Other regions, including in the south and northeast, will also be blanketed by smog, which is forecast to fall to light and moderate levels on Friday, the ministry added.
After Sunday, affected regions will embrace blue skies, though some cities will see pollution lingering due to firecrackers, the National Environmental Monitoring Center said.
Setting off firecrackers, a traditional way to celebrate the Lunar New Year, can cause air pollution to suddenly worsen.
As of 6 pm on Jan 27, Lunar New Year's Eve, only 19 of the 338 cities with regular air quality monitoring had hazardous levels of pollution. However, at 2 am on Saturday, after firecrackers had been set off that night, 183 cities had hazardous air pollution, among which 62 saw the air quality index reach its upper limit, the ministry said.

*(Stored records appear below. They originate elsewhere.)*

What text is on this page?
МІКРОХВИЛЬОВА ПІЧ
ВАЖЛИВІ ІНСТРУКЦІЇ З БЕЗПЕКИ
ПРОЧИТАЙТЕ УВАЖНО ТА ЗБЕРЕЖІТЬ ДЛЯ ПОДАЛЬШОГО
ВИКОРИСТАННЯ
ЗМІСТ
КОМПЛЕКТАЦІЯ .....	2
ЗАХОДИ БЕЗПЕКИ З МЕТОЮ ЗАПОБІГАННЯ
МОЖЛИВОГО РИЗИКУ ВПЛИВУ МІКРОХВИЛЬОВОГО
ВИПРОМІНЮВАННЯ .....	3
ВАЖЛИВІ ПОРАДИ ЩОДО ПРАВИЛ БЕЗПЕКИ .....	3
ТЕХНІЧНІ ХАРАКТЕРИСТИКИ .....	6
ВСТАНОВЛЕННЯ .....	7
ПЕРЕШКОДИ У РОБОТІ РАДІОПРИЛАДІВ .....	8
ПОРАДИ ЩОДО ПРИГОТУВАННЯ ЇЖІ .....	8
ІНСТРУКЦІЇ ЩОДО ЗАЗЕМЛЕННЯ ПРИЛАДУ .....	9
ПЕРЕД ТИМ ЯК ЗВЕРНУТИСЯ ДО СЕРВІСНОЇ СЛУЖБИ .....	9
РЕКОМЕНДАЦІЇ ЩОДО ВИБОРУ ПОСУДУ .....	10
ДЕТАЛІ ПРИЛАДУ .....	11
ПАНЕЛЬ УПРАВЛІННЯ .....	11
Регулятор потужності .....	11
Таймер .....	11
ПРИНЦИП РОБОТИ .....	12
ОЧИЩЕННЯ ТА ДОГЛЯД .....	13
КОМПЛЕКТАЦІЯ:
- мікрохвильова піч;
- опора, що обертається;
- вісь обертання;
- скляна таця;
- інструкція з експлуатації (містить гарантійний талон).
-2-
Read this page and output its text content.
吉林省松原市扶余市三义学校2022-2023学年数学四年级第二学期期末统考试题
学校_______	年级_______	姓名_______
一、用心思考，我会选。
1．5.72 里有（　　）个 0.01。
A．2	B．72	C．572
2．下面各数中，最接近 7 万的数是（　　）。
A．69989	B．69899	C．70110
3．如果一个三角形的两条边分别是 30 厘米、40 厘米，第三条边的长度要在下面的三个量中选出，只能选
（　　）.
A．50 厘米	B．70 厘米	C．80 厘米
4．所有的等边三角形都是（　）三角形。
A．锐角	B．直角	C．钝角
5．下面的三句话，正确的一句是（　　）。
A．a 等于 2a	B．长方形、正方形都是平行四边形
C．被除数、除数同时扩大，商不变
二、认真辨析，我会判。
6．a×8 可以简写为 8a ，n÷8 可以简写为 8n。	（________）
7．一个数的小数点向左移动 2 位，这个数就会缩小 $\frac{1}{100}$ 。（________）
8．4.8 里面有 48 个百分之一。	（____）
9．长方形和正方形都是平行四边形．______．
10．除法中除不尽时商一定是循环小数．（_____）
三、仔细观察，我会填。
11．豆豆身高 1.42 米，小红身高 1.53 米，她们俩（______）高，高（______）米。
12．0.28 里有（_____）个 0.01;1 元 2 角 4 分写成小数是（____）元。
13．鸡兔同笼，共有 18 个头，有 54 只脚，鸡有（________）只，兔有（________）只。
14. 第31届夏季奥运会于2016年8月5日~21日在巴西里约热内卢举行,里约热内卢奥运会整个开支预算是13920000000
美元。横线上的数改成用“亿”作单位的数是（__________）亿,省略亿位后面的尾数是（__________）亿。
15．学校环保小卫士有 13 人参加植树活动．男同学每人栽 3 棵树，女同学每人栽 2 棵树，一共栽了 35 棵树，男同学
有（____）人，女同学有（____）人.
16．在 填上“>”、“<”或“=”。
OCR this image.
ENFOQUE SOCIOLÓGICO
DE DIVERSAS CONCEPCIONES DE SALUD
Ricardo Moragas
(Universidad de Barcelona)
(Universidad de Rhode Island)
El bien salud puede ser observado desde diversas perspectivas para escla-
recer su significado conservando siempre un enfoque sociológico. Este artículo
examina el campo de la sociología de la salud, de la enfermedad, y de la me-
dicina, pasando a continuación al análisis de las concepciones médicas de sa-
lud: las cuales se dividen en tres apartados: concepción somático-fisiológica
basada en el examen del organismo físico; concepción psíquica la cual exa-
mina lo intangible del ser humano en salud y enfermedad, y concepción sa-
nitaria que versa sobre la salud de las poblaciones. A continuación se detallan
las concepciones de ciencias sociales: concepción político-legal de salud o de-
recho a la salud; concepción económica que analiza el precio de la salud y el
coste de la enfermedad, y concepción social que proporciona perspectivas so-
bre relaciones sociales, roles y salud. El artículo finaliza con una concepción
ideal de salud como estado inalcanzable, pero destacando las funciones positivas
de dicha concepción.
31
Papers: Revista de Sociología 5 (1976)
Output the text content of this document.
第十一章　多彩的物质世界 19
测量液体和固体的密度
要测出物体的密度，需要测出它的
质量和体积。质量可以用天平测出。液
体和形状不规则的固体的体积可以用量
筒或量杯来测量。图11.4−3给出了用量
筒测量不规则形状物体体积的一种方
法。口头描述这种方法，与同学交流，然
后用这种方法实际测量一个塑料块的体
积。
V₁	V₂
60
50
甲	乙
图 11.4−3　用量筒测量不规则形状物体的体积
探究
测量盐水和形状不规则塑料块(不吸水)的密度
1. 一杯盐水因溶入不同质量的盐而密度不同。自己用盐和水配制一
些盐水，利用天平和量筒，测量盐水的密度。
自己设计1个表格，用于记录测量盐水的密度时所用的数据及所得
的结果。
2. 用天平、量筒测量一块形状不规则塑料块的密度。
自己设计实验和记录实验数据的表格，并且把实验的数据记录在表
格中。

Air quality in the Beijing-Tianjin-Hebei region and neighboring provinces was more severely affected by fireworks, the ministry said.
For example, Beijing saw the concentration of PM2.5 - fine particulate matter with a diameter less than 2.5 microns that is harmful to health - soar from 97 micrograms per cubic meter at 7 pm on Friday to 647 at 2 am on Saturday, dragging air quality to the most hazardous level within seven hours, said Li Yunting, head of air quality monitoring at the Beijing Environmental Monitoring Center.
Cities that banned fireworks found the move effective in controlling pollution, the ministry said.
For example, the average PM2.5 reading during the same period in Shanghai was 17, the ministry's data showed.
In addition to fireworks, coal consumption for heating and industrial production were still major sources of pollution during the holiday, the ministry said.
Wang Shuxiao, an environmental professor at Peking University, said while small plants suspended production during the holiday, emissions from large plants continued, making them a major source of pollution.